The antimicrobial resistance (AMR) crisis stems from natural microbial adaptation and the lack of new antimicrobials in development. Vulnerable populations worldwide, including within the US, are disproportionately affected, exacerbating the spread of resistance.
Globally, it is estimated that over 1 million individuals die each year from antimicrobial-resistant (AMR) infections.1 This number is projected to exceed 10 million deaths over the next 25 years. This alarming reality demands our immediate attention, and we must consider several important factors. First, AMR is a naturally occurring phenomenon that occurs overtime through genomic changes in microbes.2 Second, there is a significant lack of novel antimicrobials in the clinical pipeline, leaving treatment options for AMR infections limited and costly.3
Moreover, we must recognize that vulnerable populations, both outside the United States4 and within our own country, will be disproportionately affected by AMR.5 The COVID-19 pandemic has demonstrated how microbes can easily transcend national boundaries and impact individuals across different socioeconomic statuses. If we neglect the needs of the most vulnerable and marginalized communities, we will weaken our ability to combat AMR, leading to unprecedented increases in resistance across every social class. Prioritizing health equity in our efforts against AMR is non-negotiable.
The spread of antimicrobial-resistant (AMR) organisms is often referred to as a “silent” pandemic due to the lack of general awareness regarding the impacts of these infections.2 Although this issue is often under-discussed, AMR microbes cause significant harm and render commonly used antimicrobials ineffective daily.
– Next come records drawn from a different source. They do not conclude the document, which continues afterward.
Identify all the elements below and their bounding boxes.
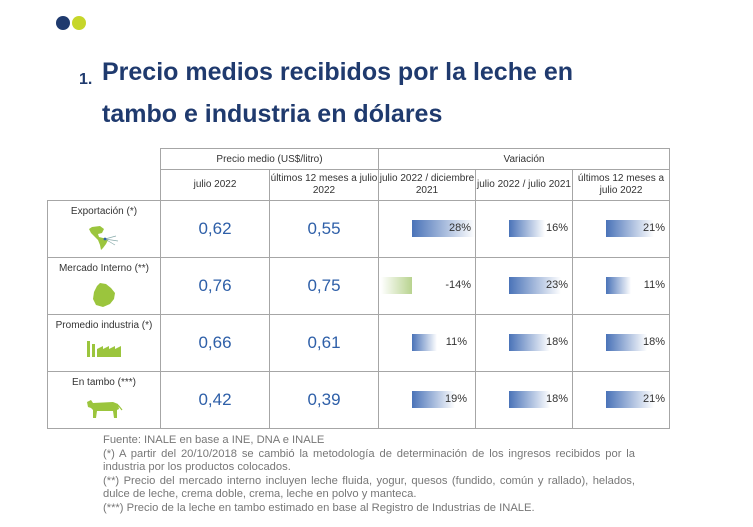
lime-dot (72, 16, 86, 30)
var-dec-value: 19% (444, 393, 467, 405)
row-label: Mercado Interno (**) (58, 263, 150, 274)
var-dec-bar (412, 334, 437, 351)
col-header-price-12m: últimos 12 meses a julio 2022 (269, 169, 379, 201)
price-jul-cell: 0,76 (160, 257, 270, 315)
var-dec-value: 11% (445, 336, 467, 348)
row-label: Promedio industria (*) (55, 320, 153, 331)
var-yoy-cell: 18% (475, 314, 573, 372)
var-yoy-value: 18% (545, 336, 568, 348)
var-dec-value: 28% (448, 222, 471, 234)
price-jul-cell: 0,42 (160, 371, 270, 429)
var-12m-bar (606, 277, 631, 294)
col-header-price-jul: julio 2022 (160, 169, 270, 201)
title-line-1: Precio medios recibidos por la leche en (102, 58, 573, 86)
var-12m-bar (606, 391, 654, 408)
row-label: En tambo (***) (72, 377, 136, 388)
source-note: Fuente: INALE en base a INE, DNA e INALE (103, 434, 325, 446)
var-12m-bar (606, 220, 654, 237)
price-jul-cell: 0,62 (160, 200, 270, 258)
table-row: Promedio industria (*) 0,66 0,61 11% 18%… (47, 314, 670, 372)
cow-icon (83, 396, 125, 423)
price-jul-cell: 0,66 (160, 314, 270, 372)
var-yoy-cell: 18% (475, 371, 573, 429)
var-yoy-value: 23% (545, 279, 568, 291)
var-dec-cell: 11% (378, 314, 476, 372)
var-12m-bar (606, 334, 647, 351)
var-dec-bar (412, 391, 455, 408)
uruguay-map-icon (91, 282, 117, 311)
var-yoy-bar (509, 391, 550, 408)
title-number: 1. (79, 71, 93, 88)
var-yoy-bar (509, 220, 545, 237)
var-dec-value: -14% (445, 279, 471, 291)
row-label-cell: Mercado Interno (**) (47, 257, 161, 315)
price-12m-cell: 0,39 (269, 371, 379, 429)
var-12m-cell: 11% (572, 257, 670, 315)
var-dec-cell: -14% (378, 257, 476, 315)
footnote-2: (**) Precio del mercado interno incluyen… (103, 474, 635, 501)
var-12m-cell: 18% (572, 314, 670, 372)
col-header-var-dec: julio 2022 / diciembre 2021 (378, 169, 476, 201)
price-12m-cell: 0,61 (269, 314, 379, 372)
row-label-cell: En tambo (***) (47, 371, 161, 429)
americas-map-icon (86, 225, 122, 254)
price-12m-cell: 0,55 (269, 200, 379, 258)
var-12m-cell: 21% (572, 371, 670, 429)
var-dec-bar (381, 277, 412, 294)
variation-group-header: Variación (378, 148, 670, 170)
var-yoy-value: 18% (545, 393, 568, 405)
row-label-cell: Promedio industria (*) (47, 314, 161, 372)
var-dec-cell: 19% (378, 371, 476, 429)
col-header-var-yoy: julio 2022 / julio 2021 (475, 169, 573, 201)
price-table: Precio medio (US$/litro) Variación julio… (47, 148, 670, 429)
var-12m-value: 21% (642, 222, 665, 234)
var-yoy-bar (509, 334, 550, 351)
var-yoy-cell: 23% (475, 257, 573, 315)
col-header-var-12m: últimos 12 meses a julio 2022 (572, 169, 670, 201)
var-12m-value: 18% (642, 336, 665, 348)
var-yoy-value: 16% (545, 222, 568, 234)
var-12m-value: 11% (643, 279, 665, 291)
footnote-3: (***) Precio de la leche en tambo estima… (103, 501, 535, 514)
row-label-cell: Exportación (*) (47, 200, 161, 258)
footnotes: Fuente: INALE en base a INE, DNA e INALE… (103, 434, 635, 516)
row-label: Exportación (*) (70, 206, 138, 217)
var-dec-bar (412, 220, 475, 237)
corner-cell-2 (48, 170, 161, 201)
factory-icon (84, 339, 124, 360)
table-row: En tambo (***) 0,42 0,39 19% 18% 21% (47, 371, 670, 429)
table-row: Mercado Interno (**) 0,76 0,75 -14% 23% … (47, 257, 670, 315)
var-12m-value: 21% (642, 393, 665, 405)
var-12m-cell: 21% (572, 200, 670, 258)
table-row: Exportación (*) 0,62 0,55 28% 16% 21 (47, 200, 670, 258)
footnote-1: (*) A partir del 20/10/2018 se cambió la… (103, 447, 635, 474)
var-yoy-bar (509, 277, 561, 294)
title-line-2: tambo e industria en dólares (102, 100, 443, 128)
price-group-header: Precio medio (US$/litro) (160, 148, 379, 170)
brand-dots (56, 16, 86, 30)
corner-cell (48, 149, 161, 170)
price-12m-cell: 0,75 (269, 257, 379, 315)
navy-dot (56, 16, 70, 30)
var-yoy-cell: 16% (475, 200, 573, 258)
var-dec-cell: 28% (378, 200, 476, 258)
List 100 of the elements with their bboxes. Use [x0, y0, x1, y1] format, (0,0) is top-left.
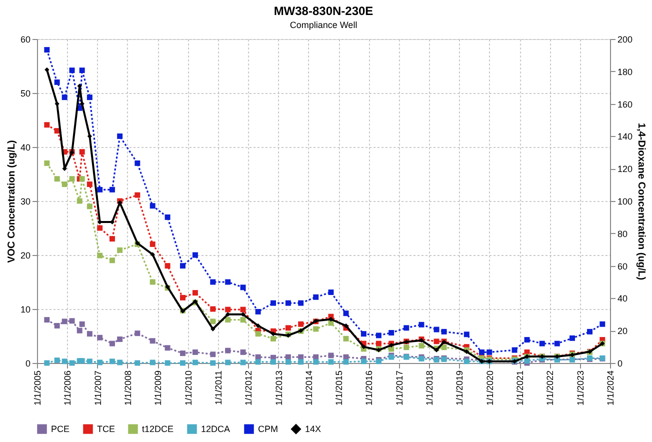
point — [255, 331, 261, 337]
x-tick-label: 1/1/2021 — [515, 370, 526, 406]
point — [109, 340, 115, 346]
point — [298, 300, 304, 306]
point — [270, 300, 276, 306]
point — [255, 359, 261, 365]
point — [313, 359, 319, 365]
point — [360, 358, 366, 364]
point — [539, 340, 545, 346]
point — [54, 79, 60, 85]
y2-tick-label: 100 — [618, 196, 633, 206]
point — [570, 335, 575, 341]
point — [62, 94, 68, 100]
y-tick-label: 60 — [20, 34, 30, 44]
x-tick-label: 1/1/2006 — [62, 370, 73, 406]
point — [210, 279, 216, 285]
point — [376, 340, 382, 346]
point — [418, 342, 424, 348]
point — [404, 325, 410, 331]
point — [225, 360, 231, 366]
y2-tick-label: 160 — [618, 99, 633, 110]
point — [360, 331, 366, 337]
x-tick-label: 1/1/2008 — [122, 370, 133, 406]
point — [285, 359, 291, 365]
x-tick-label: 1/1/2005 — [32, 370, 42, 406]
point — [79, 358, 85, 364]
point — [164, 263, 170, 269]
y2-tick-label: 140 — [618, 132, 633, 142]
point — [441, 328, 447, 334]
point — [150, 241, 156, 247]
point — [109, 186, 115, 192]
point — [210, 306, 216, 312]
point — [344, 323, 348, 328]
point — [210, 360, 216, 366]
point — [76, 198, 82, 204]
x-tick-label: 1/1/2020 — [484, 370, 495, 406]
point — [134, 192, 140, 198]
point — [69, 176, 75, 182]
point — [117, 336, 123, 342]
point — [180, 360, 186, 366]
point — [587, 328, 593, 334]
point — [434, 326, 440, 332]
y-tick-label: 40 — [20, 142, 30, 152]
point — [79, 149, 85, 155]
legend-label: CPM — [258, 424, 278, 434]
legend-label: PCE — [51, 424, 70, 434]
point — [343, 310, 349, 316]
point — [44, 160, 50, 166]
x-tick-label: 1/1/2009 — [153, 370, 164, 406]
point — [512, 347, 518, 353]
point — [109, 358, 115, 364]
point — [524, 337, 530, 343]
point — [240, 360, 246, 366]
y2-tick-label: 0 — [618, 358, 623, 368]
point — [54, 358, 60, 364]
point — [270, 359, 276, 365]
point — [434, 338, 440, 344]
point — [404, 344, 410, 350]
point — [464, 332, 470, 338]
point — [164, 345, 170, 351]
point — [418, 322, 424, 328]
point — [255, 308, 261, 314]
x-tick-label: 1/1/2022 — [545, 370, 556, 406]
x-tick-label: 1/1/2016 — [364, 370, 374, 406]
point — [150, 203, 156, 209]
point — [328, 359, 334, 365]
point — [192, 360, 198, 366]
legend-label: TCE — [97, 424, 115, 434]
point — [86, 331, 92, 337]
chart-subtitle: Compliance Well — [290, 20, 358, 30]
point — [192, 290, 198, 296]
y2-tick-label: 120 — [618, 164, 633, 174]
point — [44, 360, 50, 366]
point — [86, 358, 92, 364]
x-tick-label: 1/1/2018 — [424, 370, 435, 406]
point — [210, 318, 216, 324]
point — [109, 236, 115, 242]
point — [97, 334, 103, 340]
point — [192, 252, 198, 258]
point — [134, 330, 140, 336]
point — [298, 359, 304, 365]
y-tick-label: 10 — [20, 304, 30, 314]
x-tick-label: 1/1/2012 — [244, 370, 254, 406]
x-tick-label: 1/1/2017 — [394, 370, 404, 406]
legend-label: t12DCE — [142, 424, 174, 434]
point — [117, 360, 123, 366]
point — [134, 160, 140, 166]
point — [256, 323, 260, 328]
point — [44, 122, 50, 128]
x-tick-label: 1/1/2019 — [454, 370, 465, 406]
x-tick-label: 1/1/2013 — [274, 370, 284, 406]
y-tick-label: 50 — [20, 88, 30, 98]
y-axis-title: VOC Concentration (ug/L) — [6, 140, 18, 263]
point — [285, 325, 291, 331]
point — [225, 348, 231, 354]
x-tick-label: 1/1/2023 — [575, 370, 586, 406]
point — [69, 68, 75, 74]
point — [180, 263, 186, 269]
point — [86, 94, 92, 100]
point — [240, 284, 246, 290]
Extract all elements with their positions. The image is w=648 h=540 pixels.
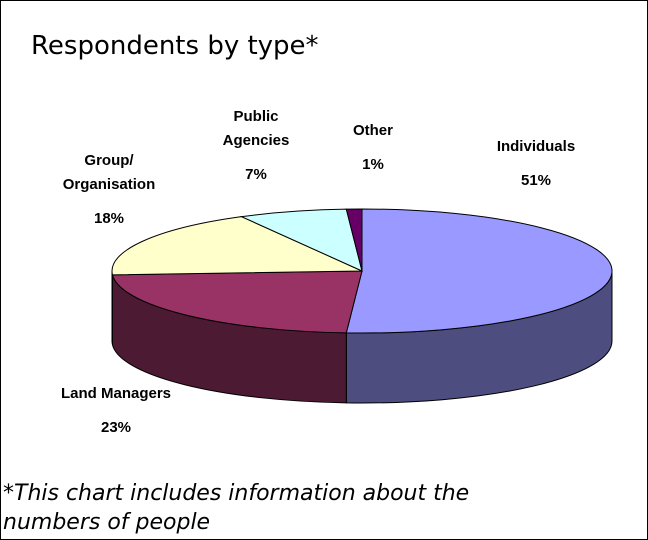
data-label: Other 1%: [333, 119, 413, 177]
value-label: 1%: [362, 156, 384, 173]
footnote: *This chart includes information about t…: [3, 481, 470, 535]
chart-title: Respondents by type*: [31, 31, 319, 61]
value-label: 51%: [520, 172, 552, 189]
data-label: Land Managers 23%: [36, 382, 196, 440]
pie-slice: [345, 208, 613, 334]
value-label: 23%: [100, 419, 132, 436]
pie-slice: [345, 208, 363, 272]
data-label: Group/ Organisation 18%: [49, 149, 169, 231]
pie-slice: [111, 216, 363, 276]
pie-slice: [239, 208, 363, 272]
category-label: Land Managers: [60, 385, 172, 402]
value-label: 18%: [93, 210, 125, 227]
category-label: Public Agencies: [222, 108, 290, 149]
category-label: Other: [352, 122, 393, 139]
value-label: 7%: [245, 166, 267, 183]
data-label: Public Agencies 7%: [211, 105, 301, 187]
category-label: Individuals: [496, 138, 576, 155]
pie-slice: [111, 270, 363, 334]
category-label: Group/ Organisation: [62, 152, 156, 193]
data-label: Individuals 51%: [476, 135, 596, 193]
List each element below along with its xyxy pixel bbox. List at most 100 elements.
This problem is not limited to human infectious diseases; resistant microbes can circulate among humans, animals, and the environment.6 A notable example of this is the New Delhi metallo-beta-lactamase 1 gene (blaNDM-1), which originated in India and traveled to other regions.7 To date, the blaNDM-1 gene has been identified in numerous individuals globally8 and is associated with high mortality rates,9 particularly among critically ill patients. Soil sampling from areas outside India has revealed the presence of blaNDM-1, suggesting that the gene may have been transmitted through animals (via food or water systems) or other environmental factors.10
These findings highlight the urgent need for a One Health approach that considers the interdependence of human, animal, and environmental dimensions on the continued propagation of AMR pathogens.6 Ideally, this approach should incorporate principles of global health equity and inclusivity.11However, achieving this requires a coordinated and collaborative global effort. Without such action, we may witness a rise in other resistant genes and the continued spread of resistant organisms. Complicating the situation further is the insufficient antimicrobial pipeline for treating resistant pathogens, with only a few novel agents approved in the last decade.12 Additionally, there is a lack of tools available globally to rapidly and accurately detect AMR genes responsible for infections, particularly in low- and middle-income countries.13 The consequences of these issues will ultimately be felt worldwide but will disproportionately affect the most vulnerable populations.
In the US, we have seen firsthand the impacts of AMR across vulnerable communities. Many of the risks associated with acquiring AMR are linked to social determinants of health (SDoH), including education, socioeconomic status, environment, and access to healthcare.14 Inequities in these areas have been connected to poorer health outcomes.15 For example, in a study16 examining data collected from hospitals in Texas, investigators report that the prevalence of AmpC beta-lactamases and methicillin-resistant Staphylococcus aureus was higher in areas of low socioeconomic status. Similarly, a study15 conducted in North Carolina discovered that individuals who resided in areas of low socioeconomic status were more likely to have a multi-drug resistant infection and to exhibit resistance to an antibiotic in the penicillin class in comparison to those who resided in areas of higher socioeconomic status. Additionally, low socioeconomic status regions are more prone to healthcare provider shortages, resulting in reduced access to healthcare and inadequate management of chronic diseases.17Chronic illnesses, such as type 2 diabetes mellitus (T2DM),18 have been shown to contribute to the emergence of AMR, and research indicates that individuals in low socioeconomic status areas have higher rates of T2DM diagnoses.19
Unfortunately, the burden of chronic illnesses and the detection of AMR infections can be amplified at the intersection of socioeconomic status and race and ethnicity. Notably, a study conducted at a Southern California hospital found that patients with AMR Candida spp. infections were more likely to identify as part of a racially and ethnically minoritized group, and they were also more likely to have a pre-existing T2DM diagnosis.20 Consequently, there have been reports of decreasing rates of preventative health screenings, including those necessary to diagnose T2DM, observed across communities of low socioeconomic status.21 This trend suggests that these communities may experience an increase in AMR infections, as well as related morbidity and mortality.
It is crucial to prioritize the most vulnerable regions and communities to ensure the protection of all citizens. All clinicians, veterinarians, academics, public health professionals, and industry leaders must come together to address the existing disparities and advocate for continued change. Without a focus on health equity in addressing the AMR pandemic, we risk facing the reality of the projected 39 million deaths attributed to AMR. Those deaths will not be selective.